Rimini?

Rimini è rumore di un treno che deraglia, il suono di una linea morta.
La spiaggia è il rumore di un oceano qualsiasi in tempesta, ma è solo un treno che deraglia, solo una lingua morta.
Lei stava là, seduta o sdraiata, non ricordo. Con quel sorriso da protagonista di una storia triste. In quel magico confine dove sabbia e mare non erano più loro. Dove tutto era vago e la fantasia realtà. Dove il sonno del sogno sembra quasi destarsi, un giorno qualsiasi, aprile o maggio non importa.
Nessuno sa il perché, ma di certe città ce ne si dimentica la storia. Le città sono come le donne, come gli uomini, come i bambini. Nessuno sa il perché, ma certe città potrebbero essere nate da una lacrima, da un sospiro, altre dal trionfo o dalla decadenza di una vecchia quercia. Nessuno sa perché sono come sono: dietro all’apparenza, spesso, si raccontano storie che non si sanno più capire.
Che poi magari qualcuno a un certo punto della vita si alzava e iniziava a danzare, per un giorno in più, per un anno in più. Danzare di un ritmo calmo e melodico. Danzare nel frustante frastuono che hanno nella notte fonda i viali di Rimini, che hanno i treni che deragliano e i mari in tempesta. Inesplicabilmente contenti di aver capito un capitolo, una riga, un piccolo affondo nel vasto programma di saggezza che capire quelle piccole storie cittadine comporta.
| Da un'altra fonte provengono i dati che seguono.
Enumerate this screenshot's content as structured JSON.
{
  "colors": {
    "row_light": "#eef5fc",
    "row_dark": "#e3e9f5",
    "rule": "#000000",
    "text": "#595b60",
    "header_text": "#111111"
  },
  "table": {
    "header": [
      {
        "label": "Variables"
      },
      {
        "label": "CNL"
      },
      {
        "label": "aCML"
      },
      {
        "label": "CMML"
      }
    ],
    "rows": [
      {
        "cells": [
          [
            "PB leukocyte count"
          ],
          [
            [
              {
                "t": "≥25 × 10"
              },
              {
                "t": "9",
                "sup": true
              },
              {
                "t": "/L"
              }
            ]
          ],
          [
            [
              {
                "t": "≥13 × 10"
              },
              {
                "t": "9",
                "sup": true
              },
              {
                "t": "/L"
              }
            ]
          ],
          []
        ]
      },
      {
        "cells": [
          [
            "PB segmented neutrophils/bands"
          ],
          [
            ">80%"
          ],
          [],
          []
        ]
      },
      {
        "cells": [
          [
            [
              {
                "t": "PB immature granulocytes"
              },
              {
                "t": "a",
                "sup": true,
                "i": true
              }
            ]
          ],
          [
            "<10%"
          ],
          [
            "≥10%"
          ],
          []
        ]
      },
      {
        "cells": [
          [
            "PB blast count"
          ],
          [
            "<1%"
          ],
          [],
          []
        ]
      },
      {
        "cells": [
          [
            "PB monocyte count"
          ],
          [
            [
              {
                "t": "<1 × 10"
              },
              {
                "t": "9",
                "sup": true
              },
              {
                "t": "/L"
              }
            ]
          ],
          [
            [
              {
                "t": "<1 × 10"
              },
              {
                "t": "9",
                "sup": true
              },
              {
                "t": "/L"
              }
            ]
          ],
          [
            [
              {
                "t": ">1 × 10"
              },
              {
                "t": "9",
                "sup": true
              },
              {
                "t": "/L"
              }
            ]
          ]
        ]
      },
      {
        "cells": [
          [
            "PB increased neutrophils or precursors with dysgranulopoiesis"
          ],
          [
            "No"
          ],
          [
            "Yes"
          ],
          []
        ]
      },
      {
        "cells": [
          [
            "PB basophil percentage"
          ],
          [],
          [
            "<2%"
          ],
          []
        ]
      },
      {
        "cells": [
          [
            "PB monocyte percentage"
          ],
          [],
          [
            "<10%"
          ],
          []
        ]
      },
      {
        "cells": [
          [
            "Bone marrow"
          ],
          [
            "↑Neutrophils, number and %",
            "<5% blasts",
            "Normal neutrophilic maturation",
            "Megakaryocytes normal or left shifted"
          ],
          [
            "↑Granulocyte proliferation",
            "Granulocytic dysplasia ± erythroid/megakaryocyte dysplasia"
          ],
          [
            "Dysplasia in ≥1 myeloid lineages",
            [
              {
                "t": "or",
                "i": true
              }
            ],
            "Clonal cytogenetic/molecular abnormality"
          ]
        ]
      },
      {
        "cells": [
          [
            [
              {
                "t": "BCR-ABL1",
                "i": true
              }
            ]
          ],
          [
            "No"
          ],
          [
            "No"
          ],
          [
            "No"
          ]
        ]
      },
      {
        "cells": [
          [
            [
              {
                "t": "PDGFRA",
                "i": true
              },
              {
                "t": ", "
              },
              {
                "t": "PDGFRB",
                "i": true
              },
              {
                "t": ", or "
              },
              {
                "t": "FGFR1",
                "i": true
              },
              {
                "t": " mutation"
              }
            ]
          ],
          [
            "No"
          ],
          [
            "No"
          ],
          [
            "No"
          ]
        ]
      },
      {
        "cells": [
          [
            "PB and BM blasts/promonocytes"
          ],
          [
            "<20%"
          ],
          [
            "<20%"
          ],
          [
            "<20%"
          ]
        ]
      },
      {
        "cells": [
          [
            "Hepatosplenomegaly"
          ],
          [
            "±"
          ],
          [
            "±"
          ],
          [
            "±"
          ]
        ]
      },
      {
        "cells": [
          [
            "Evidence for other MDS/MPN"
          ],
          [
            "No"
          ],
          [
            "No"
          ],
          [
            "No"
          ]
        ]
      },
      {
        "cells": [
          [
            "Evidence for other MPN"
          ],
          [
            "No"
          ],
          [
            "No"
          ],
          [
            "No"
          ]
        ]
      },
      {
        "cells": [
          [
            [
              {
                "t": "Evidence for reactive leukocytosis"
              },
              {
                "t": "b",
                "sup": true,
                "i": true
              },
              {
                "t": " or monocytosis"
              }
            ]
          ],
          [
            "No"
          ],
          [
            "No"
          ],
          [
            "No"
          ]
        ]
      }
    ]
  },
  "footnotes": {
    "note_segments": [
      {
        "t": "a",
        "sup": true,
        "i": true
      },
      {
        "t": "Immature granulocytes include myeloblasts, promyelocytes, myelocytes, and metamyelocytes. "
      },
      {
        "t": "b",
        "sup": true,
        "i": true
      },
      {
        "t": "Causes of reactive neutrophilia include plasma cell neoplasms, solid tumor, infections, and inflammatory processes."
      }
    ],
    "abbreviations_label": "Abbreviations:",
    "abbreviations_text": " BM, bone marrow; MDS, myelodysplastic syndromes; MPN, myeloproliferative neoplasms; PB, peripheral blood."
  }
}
Una rivoluzione infondo. Quella danza, quel sorriso alla fine di una linea morta.
Quel sorriso posto esattamente li dove sabbia e mare hanno qualcosa in comune, dove realtà e fantasia hanno lo stesso significato; dove non esiste ciò che siamo, ma solo ciò che vogliamo, diventare grandi, entrare nella storia.
Il sonno di un sogno, finalmente possibile.